Chilean lawmaker says only solution to crisis is Piñera's resignation

Featured Chilean lawmaker says only solution to crisis is Piñera's resignation

Santiago de Chile, October 29 (RHC)-- The representative from Frente Amplio, Pamela Jiles, talked to The Clinic newspaper about the social protests that have shaken Chile and that have revealed the vulnerability of a political and economic system that the vast majority of citizens no longer tolerates.

Jiles stated that her duty as a member of Parliament is to constitutionally accuse President Sebastian Piñera and explained that “the 'exit from the crisis' -- as the elite likes to say -- can be only be the departure of Piñera.  It cannot be otherwise: he has seriously jeopardized the security of the nation, has plunged the country into misgovernment and is the main -- although not the only -- responsible party for the deaths of those he must protect.”

Furthermore, the Chilean politician pointed out that changes done to the cabinet are just a ruse to try to stop the popular rebellion and the constitutional accusation to the president. She also called the measures delivered by him “a lousy joke, a mockery!”

“I believe that we have not yet reached the maximum expression of this civil disobedience. (…) They will not be able to placate people, they will appear through the cracks, through the windows, through the roof, through the drains of their beautiful mansions.  They are going to get into the microphones of the morning notaries, in the official acts, in their pizzerias and their elegant marriages.  They are going to take over the plazas and public buildings with this new hope.  They are going to send to hell all those who betray them (…)”

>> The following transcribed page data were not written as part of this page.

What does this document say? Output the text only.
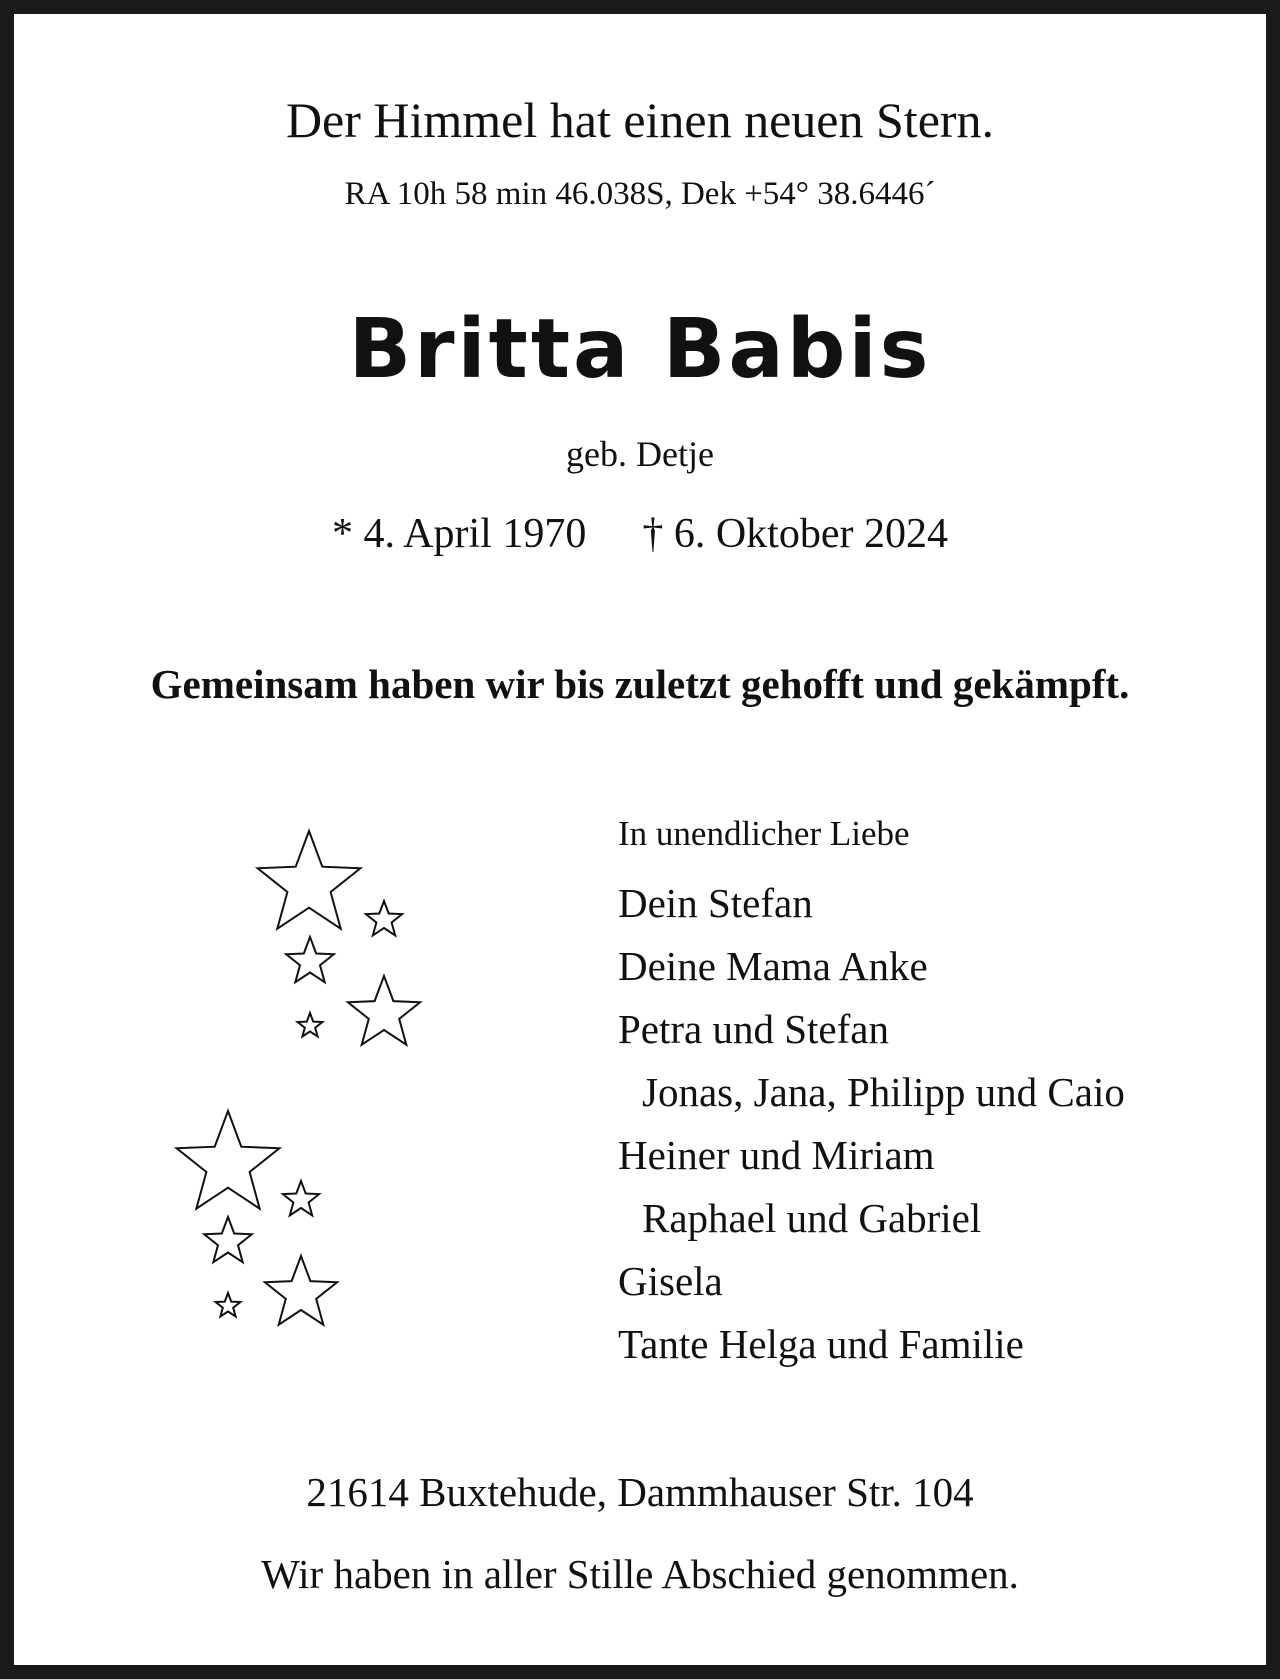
Der Himmel hat einen neuen Stern.
RA 10h 58 min 46.038S, Dek +54° 38.6446´
Britta Babis
geb. Detje
* 4. April 1970 † 6. Oktober 2024
Gemeinsam haben wir bis zuletzt gehofft und gekämpft.
In unendlicher Liebe
Dein Stefan
Deine Mama Anke
Petra und Stefan
Jonas, Jana, Philipp und Caio
Heiner und Miriam
Raphael und Gabriel
Gisela
Tante Helga und Familie
21614 Buxtehude, Dammhauser Str. 104
Wir haben in aller Stille Abschied genommen.
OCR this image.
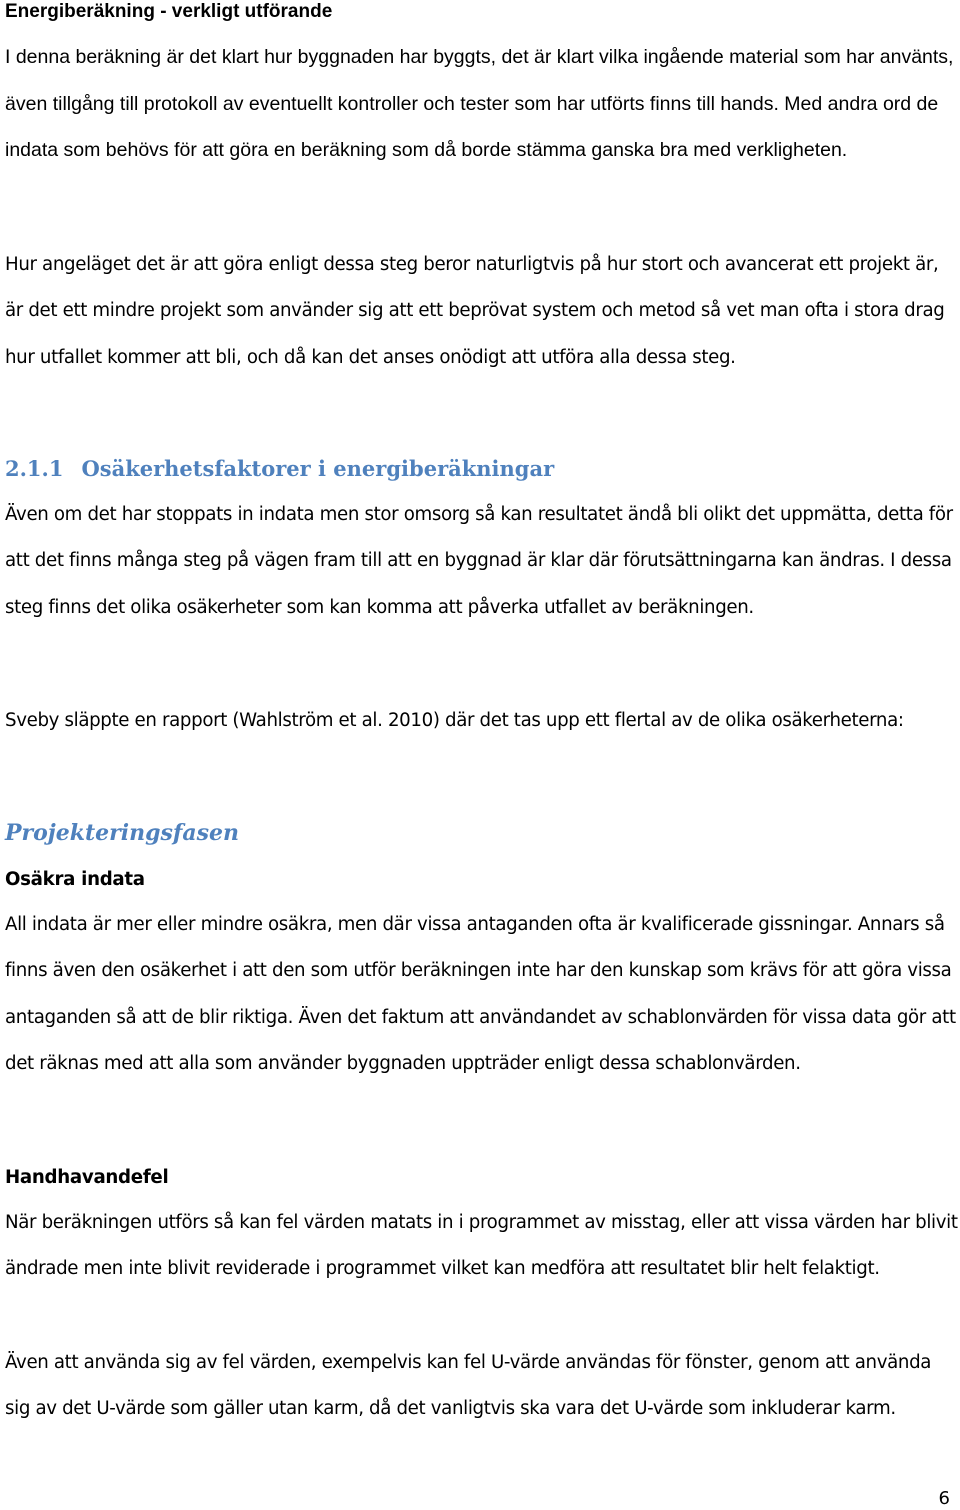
Energiberäkning - verkligt utförande

I denna beräkning är det klart hur byggnaden har byggts, det är klart vilka ingående material som har använts, även tillgång till protokoll av eventuellt kontroller och tester som har utförts finns till hands. Med andra ord de indata som behövs för att göra en beräkning som då borde stämma ganska bra med verkligheten.

Hur angeläget det är att göra enligt dessa steg beror naturligtvis på hur stort och avancerat ett projekt är, är det ett mindre projekt som använder sig att ett beprövat system och metod så vet man ofta i stora drag hur utfallet kommer att bli, och då kan det anses onödigt att utföra alla dessa steg.

2.1.1 Osäkerhetsfaktorer i energiberäkningar

Även om det har stoppats in indata men stor omsorg så kan resultatet ändå bli olikt det uppmätta, detta för att det finns många steg på vägen fram till att en byggnad är klar där förutsättningarna kan ändras. I dessa steg finns det olika osäkerheter som kan komma att påverka utfallet av beräkningen.

Sveby släppte en rapport (Wahlström et al. 2010) där det tas upp ett flertal av de olika osäkerheterna:

Projekteringsfasen
Osäkra indata

All indata är mer eller mindre osäkra, men där vissa antaganden ofta är kvalificerade gissningar. Annars så finns även den osäkerhet i att den som utför beräkningen inte har den kunskap som krävs för att göra vissa antaganden så att de blir riktiga. Även det faktum att användandet av schablonvärden för vissa data gör att det räknas med att alla som använder byggnaden uppträder enligt dessa schablonvärden.

Handhavandefel

När beräkningen utförs så kan fel värden matats in i programmet av misstag, eller att vissa värden har blivit ändrade men inte blivit reviderade i programmet vilket kan medföra att resultatet blir helt felaktigt.

Även att använda sig av fel värden, exempelvis kan fel U-värde användas för fönster, genom att använda sig av det U-värde som gäller utan karm, då det vanligtvis ska vara det U-värde som inkluderar karm.

6
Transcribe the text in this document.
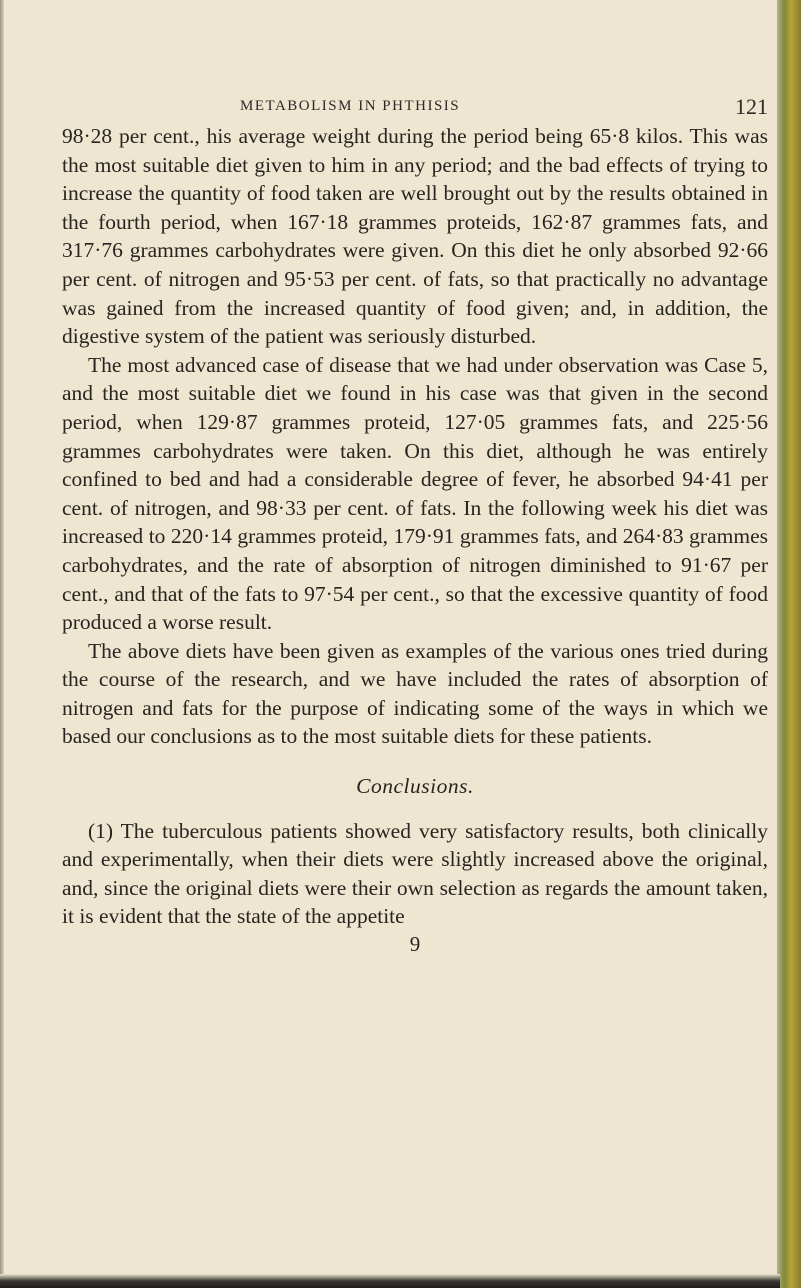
METABOLISM IN PHTHISIS	121

98·28 per cent., his average weight during the period being 65·8 kilos. This was the most suitable diet given to him in any period; and the bad effects of trying to increase the quantity of food taken are well brought out by the results obtained in the fourth period, when 167·18 grammes proteids, 162·87 grammes fats, and 317·76 grammes carbohydrates were given. On this diet he only absorbed 92·66 per cent. of nitrogen and 95·53 per cent. of fats, so that practically no advantage was gained from the increased quantity of food given; and, in addition, the digestive system of the patient was seriously disturbed.

The most advanced case of disease that we had under observation was Case 5, and the most suitable diet we found in his case was that given in the second period, when 129·87 grammes proteid, 127·05 grammes fats, and 225·56 grammes carbohydrates were taken. On this diet, although he was entirely confined to bed and had a considerable degree of fever, he absorbed 94·41 per cent. of nitrogen, and 98·33 per cent. of fats. In the following week his diet was increased to 220·14 grammes proteid, 179·91 grammes fats, and 264·83 grammes carbohydrates, and the rate of absorption of nitrogen diminished to 91·67 per cent., and that of the fats to 97·54 per cent., so that the excessive quantity of food produced a worse result.

The above diets have been given as examples of the various ones tried during the course of the research, and we have included the rates of absorption of nitrogen and fats for the purpose of indicating some of the ways in which we based our conclusions as to the most suitable diets for these patients.

Conclusions.

(1) The tuberculous patients showed very satisfactory results, both clinically and experimentally, when their diets were slightly increased above the original, and, since the original diets were their own selection as regards the amount taken, it is evident that the state of the appetite

9
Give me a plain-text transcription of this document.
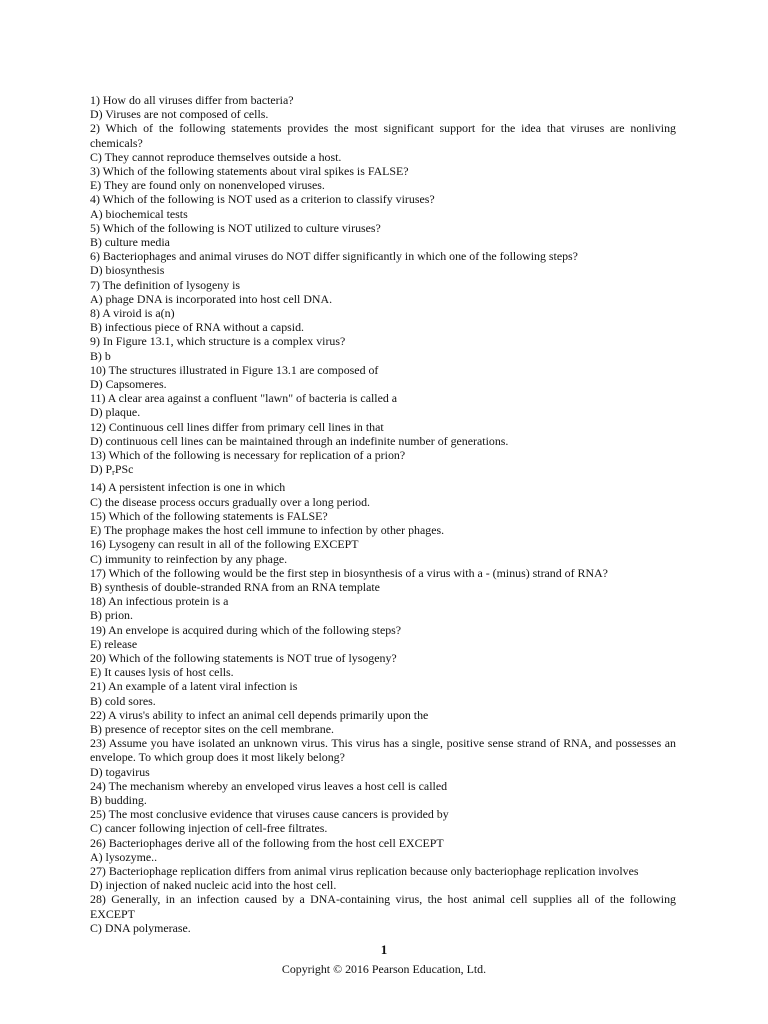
1) How do all viruses differ from bacteria?

D) Viruses are not composed of cells.

2) Which of the following statements provides the most significant support for the idea that viruses are nonliving chemicals?

C) They cannot reproduce themselves outside a host.

3) Which of the following statements about viral spikes is FALSE?

E) They are found only on nonenveloped viruses.

4) Which of the following is NOT used as a criterion to classify viruses?

A) biochemical tests

5) Which of the following is NOT utilized to culture viruses?

B) culture media

6) Bacteriophages and animal viruses do NOT differ significantly in which one of the following steps?

D) biosynthesis

7) The definition of lysogeny is

A) phage DNA is incorporated into host cell DNA.

8) A viroid is a(n)

B) infectious piece of RNA without a capsid.

9) In Figure 13.1, which structure is a complex virus?

B) b

10) The structures illustrated in Figure 13.1 are composed of

D) Capsomeres.

11) A clear area against a confluent "lawn" of bacteria is called a

D) plaque.

12) Continuous cell lines differ from primary cell lines in that

D) continuous cell lines can be maintained through an indefinite number of generations.

13) Which of the following is necessary for replication of a prion?

D) PrPSc

14) A persistent infection is one in which

C) the disease process occurs gradually over a long period.

15) Which of the following statements is FALSE?

E) The prophage makes the host cell immune to infection by other phages.

16) Lysogeny can result in all of the following EXCEPT

C) immunity to reinfection by any phage.

17) Which of the following would be the first step in biosynthesis of a virus with a - (minus) strand of RNA?

B) synthesis of double-stranded RNA from an RNA template

18) An infectious protein is a

B) prion.

19) An envelope is acquired during which of the following steps?

E) release

20) Which of the following statements is NOT true of lysogeny?

E) It causes lysis of host cells.

21) An example of a latent viral infection is

B) cold sores.

22) A virus's ability to infect an animal cell depends primarily upon the

B) presence of receptor sites on the cell membrane.

23) Assume you have isolated an unknown virus. This virus has a single, positive sense strand of RNA, and possesses an envelope. To which group does it most likely belong?

D) togavirus

24) The mechanism whereby an enveloped virus leaves a host cell is called

B) budding.

25) The most conclusive evidence that viruses cause cancers is provided by

C) cancer following injection of cell-free filtrates.

26) Bacteriophages derive all of the following from the host cell EXCEPT

A) lysozyme..

27) Bacteriophage replication differs from animal virus replication because only bacteriophage replication involves

D) injection of naked nucleic acid into the host cell.

28) Generally, in an infection caused by a DNA-containing virus, the host animal cell supplies all of the following EXCEPT

C) DNA polymerase.

1
Copyright © 2016 Pearson Education, Ltd.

Another relevant matter in the exchange with Pamela Jiles was her take about the way and language surrounding the protest movement.  She expressed that social speech is based on two architectural elements: “On the one hand, the economics of language exercised in social networks.  This allows us to quickly supplant the official discourse, delegitimize it and overcome it.  The second element of discourse is common sense.”